Thanks to a methodically butchered rhino, we now know that premodern humans were active in the Philippines earlier than previously believed. Much earlier.
A study published last week (pdf) in the journal Nature puts the recently discovered remains of the animal—found on the main Philippine island of Luzon—at between 631,000 and 777,000 years old. By contrast, modern humans are believed to have been in the Philippines 67,000 years ago.
The excavation site offered up no remains of hominins, but the now-extinct rhino was clearly butchered with stone tools—by someone. The leading candidate is Homo erectus, a lineage that lived from 100,000 to 2 million years ago and is known to have made its way into Southeast Asia. The Indonesian island of Java has Homo erectus fossils dating back more than 700,000 years.

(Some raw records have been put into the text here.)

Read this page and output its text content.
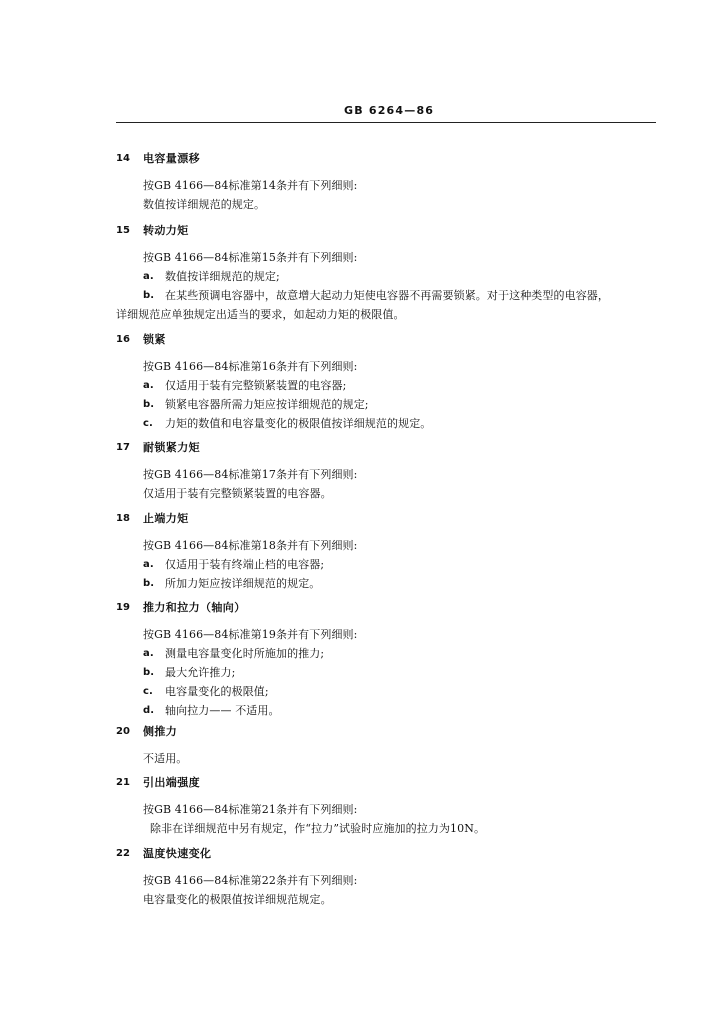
GB 6264—86
14	电容量漂移
按GB 4166—84标准第14条并有下列细则:
数值按详细规范的规定。
15	转动力矩
按GB 4166—84标准第15条并有下列细则:
a.	数值按详细规范的规定;
b. 在某些预调电容器中，故意增大起动力矩使电容器不再需要锁紧。对于这种类型的电容器，
详细规范应单独规定出适当的要求，如起动力矩的极限值。
16	锁紧
按GB 4166—84标准第16条并有下列细则:
a.	仅适用于装有完整锁紧装置的电容器;
b. 锁紧电容器所需力矩应按详细规范的规定;
c.	力矩的数值和电容量变化的极限值按详细规范的规定。
17	耐锁紧力矩
按GB 4166—84标准第17条并有下列细则:
仅适用于装有完整锁紧装置的电容器。
18	止端力矩
按GB 4166—84标准第18条并有下列细则:
a.	仅适用于装有终端止档的电容器;
b. 所加力矩应按详细规范的规定。
19	推力和拉力（轴向）
按GB 4166—84标准第19条并有下列细则:
a.	测量电容量变化时所施加的推力;
b. 最大允许推力;
c.	电容量变化的极限值;
d. 轴向拉力—— 不适用。
20	侧推力
不适用。
21	引出端强度
按GB 4166—84标准第21条并有下列细则:
除非在详细规范中另有规定，作“拉力”试验时应施加的拉力为10N。
22	温度快速变化
按GB 4166—84标准第22条并有下列细则:
电容量变化的极限值按详细规范规定。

The skeleton of the animal is about 75% complete. Using different dating methods on various materials found at the site, including the rhino’s tooth and quartz grains from sediment, researchers put their best estimate for when the animal died at 709,000 years ago. The site also yielded nearly 60 stone tools.
One of the many puzzles is how the toolmakers got to Luzon. It’s unlikely they were able to make boats with the intention to cross the sea. They could have come from the north—from China through Taiwan, which was connected to mainland Asia during periods of low sea. Another possibility is they approached from Borneo.
“Floating islands” might have played a role, too. Study author Thomas Ingicco, associate professor at the French National Museum of National History, said the colonization “could have been possible thanks to natural rafts such as floating mangroves that typhoons occasionally break off the coast.”